関西にある、とあるテーマパークができて1年ぐらいたった頃、2、3歳だった甥を連れて祖父母と私の4人で遊びに行ったときのことです。

甥は誰もいない右側を向いて、目線を私ぐらいの高さに向けて話していました。

「誰と話してるの?」と聞くと甥っ子は「見えないおじちゃん」と答え、その後も同じ方向を向いて、しばらく何か話して、上空に向かってバイバイと手を振りました。

「見えないおじちゃんは帰ったの?」

「うん! ぼくのお家に帰った」

そう答えていました。

「見えないおじちゃんは、いつもお家にいるの?」

「うん、いるよ」

甥によれば、常に甥のかたわらにいるようでした。

そして甥が小学校に上がった頃だったと思いますが、私の家に遊びに来たときにこんなことを言っていたこともありました。

「ぼくんちの隣(家の左側)に誰かいてるねん。
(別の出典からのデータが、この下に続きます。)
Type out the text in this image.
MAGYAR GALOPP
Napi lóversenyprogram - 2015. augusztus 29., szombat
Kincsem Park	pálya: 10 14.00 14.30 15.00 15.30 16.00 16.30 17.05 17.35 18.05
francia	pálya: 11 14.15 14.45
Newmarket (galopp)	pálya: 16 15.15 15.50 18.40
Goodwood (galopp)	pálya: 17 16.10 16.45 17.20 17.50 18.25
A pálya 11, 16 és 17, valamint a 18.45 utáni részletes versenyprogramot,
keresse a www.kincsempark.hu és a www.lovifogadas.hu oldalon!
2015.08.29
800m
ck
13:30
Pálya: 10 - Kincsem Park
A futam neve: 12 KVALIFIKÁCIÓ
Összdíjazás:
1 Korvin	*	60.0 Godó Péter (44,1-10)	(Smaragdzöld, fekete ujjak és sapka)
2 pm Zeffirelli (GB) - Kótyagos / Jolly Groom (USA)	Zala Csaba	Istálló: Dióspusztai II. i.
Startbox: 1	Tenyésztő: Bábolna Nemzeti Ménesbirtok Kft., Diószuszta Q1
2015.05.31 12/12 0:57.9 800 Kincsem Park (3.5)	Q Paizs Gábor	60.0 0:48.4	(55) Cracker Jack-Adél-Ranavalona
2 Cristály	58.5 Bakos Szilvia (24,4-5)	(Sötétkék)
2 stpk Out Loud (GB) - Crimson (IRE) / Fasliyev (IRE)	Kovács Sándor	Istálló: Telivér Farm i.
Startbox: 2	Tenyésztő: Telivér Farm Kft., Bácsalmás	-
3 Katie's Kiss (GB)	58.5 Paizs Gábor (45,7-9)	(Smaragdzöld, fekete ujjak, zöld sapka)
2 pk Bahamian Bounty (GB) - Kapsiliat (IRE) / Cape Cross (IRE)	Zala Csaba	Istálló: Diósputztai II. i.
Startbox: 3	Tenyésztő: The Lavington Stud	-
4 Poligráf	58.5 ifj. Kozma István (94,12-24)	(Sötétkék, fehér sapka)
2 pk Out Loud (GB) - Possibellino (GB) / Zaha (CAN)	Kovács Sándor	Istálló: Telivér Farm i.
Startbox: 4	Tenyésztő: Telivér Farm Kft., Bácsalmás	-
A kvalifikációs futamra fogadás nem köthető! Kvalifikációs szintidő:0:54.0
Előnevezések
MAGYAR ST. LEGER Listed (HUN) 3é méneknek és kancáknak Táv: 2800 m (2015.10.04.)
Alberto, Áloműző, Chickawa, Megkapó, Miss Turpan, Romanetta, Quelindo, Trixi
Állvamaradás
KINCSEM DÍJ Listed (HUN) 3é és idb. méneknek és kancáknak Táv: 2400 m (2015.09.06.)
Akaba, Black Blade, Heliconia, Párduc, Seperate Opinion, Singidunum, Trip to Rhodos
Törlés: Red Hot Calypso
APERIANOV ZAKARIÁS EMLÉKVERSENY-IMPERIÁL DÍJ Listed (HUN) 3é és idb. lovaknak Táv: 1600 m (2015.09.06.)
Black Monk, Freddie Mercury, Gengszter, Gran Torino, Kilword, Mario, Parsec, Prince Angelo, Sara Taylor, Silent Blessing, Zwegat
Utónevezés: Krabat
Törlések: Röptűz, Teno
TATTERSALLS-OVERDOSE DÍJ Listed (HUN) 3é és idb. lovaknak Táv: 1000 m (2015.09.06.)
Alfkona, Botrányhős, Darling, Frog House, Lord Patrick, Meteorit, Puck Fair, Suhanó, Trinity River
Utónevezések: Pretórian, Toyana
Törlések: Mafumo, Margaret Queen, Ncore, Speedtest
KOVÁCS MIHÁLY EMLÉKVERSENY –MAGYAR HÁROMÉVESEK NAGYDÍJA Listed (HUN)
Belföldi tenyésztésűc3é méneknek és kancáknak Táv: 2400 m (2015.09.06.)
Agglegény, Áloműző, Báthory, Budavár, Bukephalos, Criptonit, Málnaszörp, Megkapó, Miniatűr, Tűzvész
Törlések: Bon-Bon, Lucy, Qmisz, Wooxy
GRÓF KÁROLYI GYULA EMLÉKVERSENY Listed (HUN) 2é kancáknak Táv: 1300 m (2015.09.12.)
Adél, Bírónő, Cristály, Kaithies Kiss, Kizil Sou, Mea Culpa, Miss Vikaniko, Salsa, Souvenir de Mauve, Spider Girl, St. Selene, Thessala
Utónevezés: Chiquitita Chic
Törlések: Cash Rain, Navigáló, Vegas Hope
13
夜になるとおって怖いねん」

甥の一家は、私の家から車で2~3分の場所にある、山手を造成した住宅地の端に暮らしていました。

甥の家の左は空き地で、木や草が生い茂りまるで小さなジャングル。

そのジャングルの方に、夜になると人がいるそうなのです。

当時、兄(現53歳・甥の父親)は工場勤務で夜勤もあり、兄が夜勤に出ると家の中には義姉(現49歳)と甥と姪の3人しかいませんでした。

義姉は見たことがないそうなのですが、幼子と女一人の家を狙った変質者か、甥にしか見えない何かだったのか...。

今となっては確かめようもありませんが、甥には恐怖だったと思います。

また、甥が中学1年の時、甥一家は今まで住んでいた家の斜め向かいにあった家に引っ越しました。

義姉が決めたようですが、築40年以上のその家は、持ち主が10人近く入れ替わっている、はたから見たらイワクつきの物件です。

甥一家が住み始めてしばらくたった日のことでした。

甥が遊びに来る際はいつも車で迎えに行くのですが、家の前で待っていると、左側の隣家の出窓からガラスにへばりつくように黒い髪の女の人がコチラを見ていました。

たまたま母も一緒に車にいたので、なんか見ているね...と話していたのですが、甥が出てきたので家に向かいました。

家に到着してもその女性のことが妙に気になりました。

「隣の家との間の出窓さぁ...」

話題に挙げようとしたとたん、甥が言ったのです。

「おばちゃん、隣の家との間に出窓なんかないで」

「えぇ!?」と思いつつ別の日に迎えに行ったときに見ると、確かに出窓はありませんでした。

ついに私も(母も)見てしまったのか...と思いました。

やはり何かある土地のようでした。

甥も当然分かっているらしく、高校生ぐらいまでは何かにつけて私の家に遊びに来ていましたし、受験時期には自分の部屋があるのに歩いて30分ほど先にある児童館で夜9時まで勉強していました。

甥以外の家族は感じない人たちなので、何を言っても聞く耳を持たないそうです。

甥はなるべく家にいないようにして過ごしていて、かわいそうに思っていました。

そんな甥も大学に入り、2回生のときに大学近くに下宿しました。

一度、下宿先に荷物を運ぶ名目で、母と息子の3人で見に行ったことがありましたが、大きな有名神社の近くの部屋で、落ち着いて生活しているようでした。

甥が安心して過ごせる場所が見つかって本当によかったと心から思いました。